Into the Abyss: A Tale of Death, A Tale of Life
Time Out says
Think of Herzog and you think of monomania. He tends towards stories of single-minded individuals embarking upon insane projects to bend an indifferent world to their desires, or facing off against preposterous odds in pursuit of brute survival. Beneath such tales is the tug of ecstasy – a rapturous state of standing outside the self whose dark twin is a kind of obscene oblivion, an intimation of existential futility that links Kaspar Hauser and the unknown artists of last year’s ‘Cave of Forgotten Dreams’.
‘Into the Abyss’ is a Herzog film focused not on an individual but a situation: the conviction of two men for the horribly banal 2001 murder of a Texan nurse, her son and his friend, and the impending execution of one of those convicted.
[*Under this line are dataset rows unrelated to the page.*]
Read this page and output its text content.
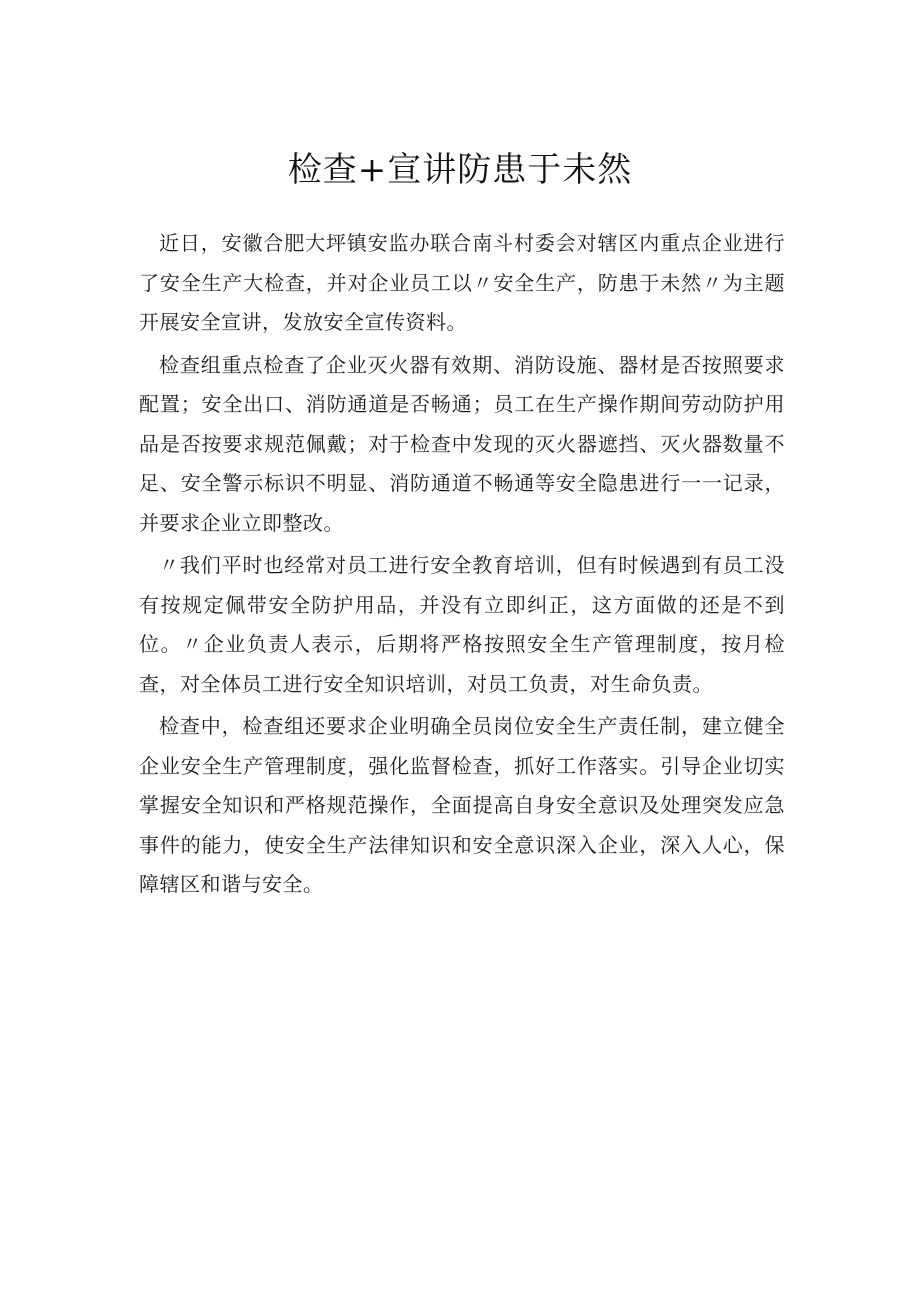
检查+宣讲防患于未然

近日，安徽合肥大坪镇安监办联合南斗村委会对辖区内重点企业进行了安全生产大检查，并对企业员工以〃安全生产，防患于未然〃为主题开展安全宣讲，发放安全宣传资料。

检查组重点检查了企业灭火器有效期、消防设施、器材是否按照要求配置；安全出口、消防通道是否畅通；员工在生产操作期间劳动防护用品是否按要求规范佩戴；对于检查中发现的灭火器遮挡、灭火器数量不足、安全警示标识不明显、消防通道不畅通等安全隐患进行一一记录，并要求企业立即整改。

〃我们平时也经常对员工进行安全教育培训，但有时候遇到有员工没有按规定佩带安全防护用品，并没有立即纠正，这方面做的还是不到位。〃企业负责人表示，后期将严格按照安全生产管理制度，按月检查，对全体员工进行安全知识培训，对员工负责，对生命负责。

检查中，检查组还要求企业明确全员岗位安全生产责任制，建立健全企业安全生产管理制度，强化监督检查，抓好工作落实。引导企业切实掌握安全知识和严格规范操作，全面提高自身安全意识及处理突发应急事件的能力，使安全生产法律知识和安全意识深入企业，深入人心，保障辖区和谐与安全。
As well as interviewing the prisoners, Herzog talks to their loved ones; to the victims’ families; and to people in Texas’s capital punishment system.
The result is gripping, moving and revelatory, an unabashed if implicit critique of the death penalty. The abyss looms dark indeed but the picture pulses with the insistent peculiarities of life as it is lived by wilful individuals. For while Herzog shows appropriate sobriety, he couldn’t make a solemn film if he tried: the most moving observation comes in an anecdote about a squirrel and a golf cart.